The number of botch dice is highly variable and situation specific and is probably best handled as a second dice roll in the message.


----------



## jonesy

LightPhoenix said:


> [EDIT]So there's an issue - obviously in the third example all the d6 dice should be 6 (while the d4 are presumably ignored).



Why? Aren't they rerolled just once?


----------



## Morrus

LightPhoenix said:


> [EDIT]So there's an issue - obviously in the third example all the d6 dice should be 6 (while the d4 are presumably ignored).




It only rerolls once. Just because you rerolled a 3 doesn't mean it's guaranteed to come up a 6!


----------



## Thanee

Nice feature. 

Only the d10 color... that doesn't work too well... 

Can you combine those? i.e. Dice Pool and Exploding Dice would often be used together.

Bye
Thanee


----------



## Morrus

Yes, you can.


----------



## LightPhoenix

Morrus said:


> It only rerolls once. Just because you rerolled a 3 doesn't mean it's guaranteed to come up a 6!




I told it to reroll anything below a 5, unless I misunderstood the text field.

[EDIT] Unless you mean it only re-rolls once, in which case that's not strictly how something like Brutal 1 (to use a 4E example) works.


----------



## stonegod

Lets try my goliath's athletics roll.


----------



## renau1g

Let's try Brutal waepon


----------



## renau1g

Test

edit: Ah, good it does show that the 5 is re-rolled. Just wanted to confirm.


----------



## Neonchameleon

Morrus said:


> It only rerolls once. Just because you rerolled a 3 doesn't mean it's guaranteed to come up a 6!



So why does your 3d6 reroll 5 or less come up with three 6s?


----------



## Morrus

Neonchameleon said:


> So why does your 3d6 reroll 5 or less come up with three 6s?




Because I rolled well.


----------



## jonesy

Hmm.

Edit: huh?

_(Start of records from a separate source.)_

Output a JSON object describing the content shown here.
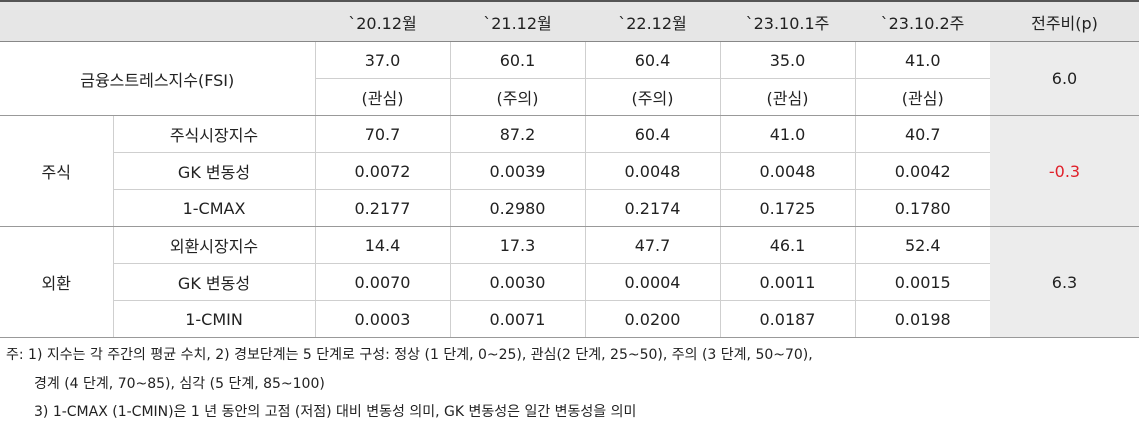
{
  "table": {
    "columns": [
      "`20.12월",
      "`21.12월",
      "`22.12월",
      "`23.10.1주",
      "`23.10.2주",
      "전주비(p)"
    ],
    "fsi": {
      "label": "금융스트레스지수(FSI)",
      "values": [
        "37.0",
        "60.1",
        "60.4",
        "35.0",
        "41.0"
      ],
      "levels": [
        "(관심)",
        "(주의)",
        "(주의)",
        "(관심)",
        "(관심)"
      ],
      "change": "6.0"
    },
    "groups": [
      {
        "label": "주식",
        "change": "-0.3",
        "rows": [
          {
            "label": "주식시장지수",
            "values": [
              "70.7",
              "87.2",
              "60.4",
              "41.0",
              "40.7"
            ]
          },
          {
            "label": "GK 변동성",
            "values": [
              "0.0072",
              "0.0039",
              "0.0048",
              "0.0048",
              "0.0042"
            ]
          },
          {
            "label": "1-CMAX",
            "values": [
              "0.2177",
              "0.2980",
              "0.2174",
              "0.1725",
              "0.1780"
            ]
          }
        ]
      },
      {
        "label": "외환",
        "change": "6.3",
        "rows": [
          {
            "label": "외환시장지수",
            "values": [
              "14.4",
              "17.3",
              "47.7",
              "46.1",
              "52.4"
            ]
          },
          {
            "label": "GK 변동성",
            "values": [
              "0.0070",
              "0.0030",
              "0.0004",
              "0.0011",
              "0.0015"
            ]
          },
          {
            "label": "1-CMIN",
            "values": [
              "0.0003",
              "0.0071",
              "0.0200",
              "0.0187",
              "0.0198"
            ]
          }
        ]
      }
    ]
  },
  "notes": [
    "주: 1) 지수는 각 주간의 평균 수치, 2) 경보단계는 5 단계로 구성: 정상 (1 단계, 0~25), 관심(2 단계, 25~50), 주의 (3 단계, 50~70),",
    "경계 (4 단계, 70~85), 심각 (5 단계, 85~100)",
    "3) 1-CMAX (1-CMIN)은 1 년 동안의 고점 (저점) 대비 변동성 의미, GK 변동성은 일간 변동성을 의미"
  ]
}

I rolled 8d4 and it says 7 of them are 4? How is that possible?


----------



## Morrus

Ah, maybe I'm wrong!  I can't remember how the code was now!


----------



## Aldern Foxglove

Sorry if this is the wrong place to post, but is there any way to sblock rolls?  With full attacks and the like the dice take up a great deal of space and it would be handy to know if there is a way I am missing for only those who wish to look at the rolls to access them.


----------



## Morrus

Not sblock specifically (it's not part of your post), but there is a streamlined view.  See the bottom of the dice roller for more info.


----------



## Aldern Foxglove

Excellent, thanks for the quick responses, very much appreciated.


----------



## Nebten

Sadly, the streamline view leaves that box show up in every post on the boards and that can be even more annoying then the big dice.


----------



## LightPhoenix

I don't see the streamline box on your post, or any post without a dice roll.


----------



## Calmet

-please delete-


----------